Even the people in NZ don’t seem to have regional dialects…it is like travelling from Doncaster to Barnsley in the UK and thinking you might have entered an alien land. One up to the Tui!
The area of Marlborough to the North of New Zealand’s South Island is home to many a vineyard. Indeed, there are far more vineyards scattered across the country than you may expect. It is a big business for NZ.
These vineyards range from the delightfully small and boutique where you can easily meet the owner while having a taste session up to the huge business concerns. It was at one of these, Yealands Winery, near the town of Seddon, that I did a self-drive tour (yes, you read that correctly) before going to the obligatory tasting area and shop.

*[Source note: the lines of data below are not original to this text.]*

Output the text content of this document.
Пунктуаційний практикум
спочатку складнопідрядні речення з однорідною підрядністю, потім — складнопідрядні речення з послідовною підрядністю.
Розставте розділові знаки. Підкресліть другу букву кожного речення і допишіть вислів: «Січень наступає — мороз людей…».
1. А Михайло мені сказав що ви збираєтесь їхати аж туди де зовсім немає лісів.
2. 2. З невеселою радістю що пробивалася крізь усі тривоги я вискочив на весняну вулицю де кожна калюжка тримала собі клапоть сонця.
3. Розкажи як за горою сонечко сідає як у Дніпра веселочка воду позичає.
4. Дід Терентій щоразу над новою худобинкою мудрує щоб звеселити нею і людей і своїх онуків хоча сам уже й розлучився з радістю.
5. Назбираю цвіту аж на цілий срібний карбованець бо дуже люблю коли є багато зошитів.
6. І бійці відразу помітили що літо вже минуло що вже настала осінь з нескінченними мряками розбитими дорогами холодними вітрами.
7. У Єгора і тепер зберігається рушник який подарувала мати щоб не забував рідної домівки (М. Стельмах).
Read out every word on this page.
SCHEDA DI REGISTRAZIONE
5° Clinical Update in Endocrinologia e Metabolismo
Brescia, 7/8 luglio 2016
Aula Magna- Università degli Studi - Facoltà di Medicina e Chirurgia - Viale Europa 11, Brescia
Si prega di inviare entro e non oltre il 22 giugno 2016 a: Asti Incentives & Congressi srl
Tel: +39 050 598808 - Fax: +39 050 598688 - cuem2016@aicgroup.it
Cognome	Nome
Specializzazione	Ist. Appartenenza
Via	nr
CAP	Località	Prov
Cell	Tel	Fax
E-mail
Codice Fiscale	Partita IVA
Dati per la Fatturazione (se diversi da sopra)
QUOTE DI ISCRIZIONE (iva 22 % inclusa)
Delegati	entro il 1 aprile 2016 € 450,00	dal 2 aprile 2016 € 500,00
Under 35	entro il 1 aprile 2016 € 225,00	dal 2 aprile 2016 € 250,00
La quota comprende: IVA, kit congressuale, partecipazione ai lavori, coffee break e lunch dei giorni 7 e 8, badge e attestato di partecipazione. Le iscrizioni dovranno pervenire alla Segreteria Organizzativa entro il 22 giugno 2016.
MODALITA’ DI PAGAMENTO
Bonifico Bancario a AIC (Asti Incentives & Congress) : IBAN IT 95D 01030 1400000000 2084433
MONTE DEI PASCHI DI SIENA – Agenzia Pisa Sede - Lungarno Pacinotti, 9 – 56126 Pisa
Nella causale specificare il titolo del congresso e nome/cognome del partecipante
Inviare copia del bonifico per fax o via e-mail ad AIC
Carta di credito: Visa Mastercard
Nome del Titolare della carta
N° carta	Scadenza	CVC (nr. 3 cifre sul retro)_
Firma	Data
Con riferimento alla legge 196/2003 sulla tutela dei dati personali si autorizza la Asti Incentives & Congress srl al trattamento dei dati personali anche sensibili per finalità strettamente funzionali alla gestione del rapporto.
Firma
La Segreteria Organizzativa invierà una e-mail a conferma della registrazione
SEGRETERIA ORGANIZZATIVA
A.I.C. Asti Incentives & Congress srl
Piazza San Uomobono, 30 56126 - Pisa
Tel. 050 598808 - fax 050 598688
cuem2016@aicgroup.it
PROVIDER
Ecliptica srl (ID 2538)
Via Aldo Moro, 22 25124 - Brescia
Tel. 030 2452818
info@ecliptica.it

The business prides itself on being carbon zero (or carboNZero to localise it!) and uses old vines as fuel (and has big piles of fertiliser which are made on-site), has free-range chickens eliminating bugs and babydoll sheep (which cannot reach the vines) mowing the grass. This is a BIG vineyard though and I couldn’t help but feel that maybe somewhere the idylls fell a little flat when you saw the rather sizeable modern factory – but fair play on what they aim for and what they are apparently achieving.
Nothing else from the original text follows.